In this situation, removing Lisa Cook might be a hint to the Fed that Trump wants to take a more active role in monetary policy, which would put even more pressure on the bank to take a more dovish position. If this tendency keeps up, it might make people rethink how much political power should be allowed to affect the decisions of the central bank.
The Dollar’s Future: Will It Stay the Same?
The political effects of Cook’s firing are big, but the bigger question is: What does this mean for the US currency in the long run?
Several banks, including JPMorgan, have chimed in on the matter. They say that the dollar may lose value in the short future, but it will still be the world’s major reserve currency.

The dollar still makes up about 58% of the world’s foreign exchange reserves as of currently. Even if some foreign central banks have started to invest in other assets, like gold, the dollar is still the most important currency for trade and banking around the world.
JPMorgan experts said that the US dollar is not expected to be replaced by another currency anytime soon. However, it might go through a long period of decline, like it did from 2002 to 2008. The dollar is worth a lot right now, so if people start to lose faith in the market, it might go down.

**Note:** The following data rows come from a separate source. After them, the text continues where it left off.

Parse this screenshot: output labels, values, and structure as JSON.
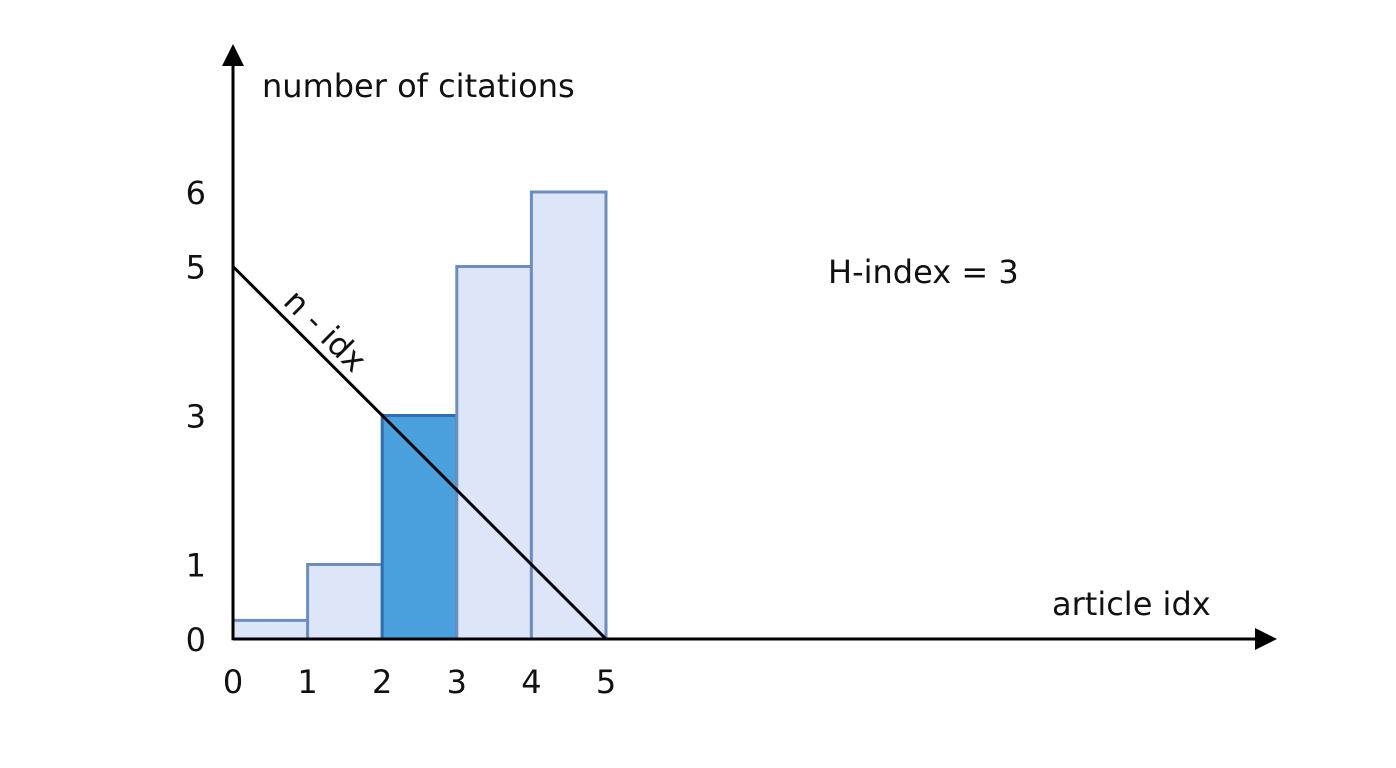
{
  "chart_data": {
    "type": "bar",
    "x_ticks": [
      "0",
      "1",
      "2",
      "3",
      "4",
      "5"
    ],
    "y_ticks": [
      {
        "value": 0,
        "label": "0"
      },
      {
        "value": 1,
        "label": "1"
      },
      {
        "value": 3,
        "label": "3"
      },
      {
        "value": 5,
        "label": "5"
      },
      {
        "value": 6,
        "label": "6"
      }
    ],
    "values": [
      0.25,
      1,
      3,
      5,
      6
    ],
    "highlight_index": 2,
    "xlabel": "article idx",
    "ylabel": "number of citations",
    "xlim": [
      0,
      5
    ],
    "ylim": [
      0,
      6
    ],
    "line": {
      "label": "n - idx",
      "from": [
        0,
        5
      ],
      "to": [
        5,
        0
      ]
    },
    "annotation": "H-index = 3",
    "grid": false,
    "colors": {
      "bar_fill": "#dce6f8",
      "bar_stroke": "#6c8ebf",
      "highlight_fill": "#4aa0dd",
      "highlight_stroke": "#2f6fb0",
      "axis": "#000000"
    }
  }
}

In reality, even if the world is changing politically and people are trying to get rid of the dollar, its function is still mostly unquestioned. That being said, there is a chance that the economy may stay sluggish for a long time, especially if Trump or any future president continues to undercut the idea that US monetary policy is stable and independent.
The US dollar is changing
As the news of Lisa Cook’s firing spreads, it’s still unclear what it means for the US dollar’s future. In the short to medium future, it looks like the dollar will stay the world’s most important reserve currency. On the other hand, political pressure on the Federal Reserve might cause the currency markets to be unstable and volatile for a long time, especially if people think that Trump’s actions are making the Fed less credible.

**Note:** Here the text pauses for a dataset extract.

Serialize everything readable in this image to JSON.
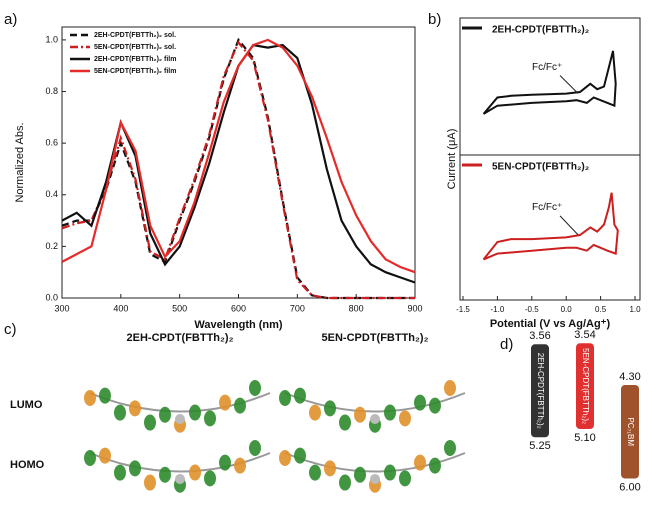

In the end, this circumstance makes a very important point: the strength of the dollar depends not only on how well the US economy is doing, but also on how stable people think the US financial system is around the world. If people lose faith in the institutions that support the dollar, like the Federal Reserve, it could have big effects on the global economy and the dollar itself.
In the next few months, investors will be very interested in who Cook’s replacement is and how this choice fits into the bigger picture of politics and the economy. One thing is certain for now: the way US politics and monetary policy affect each other will probably have big effects on the future of the dollar and the stability of the world’s finances.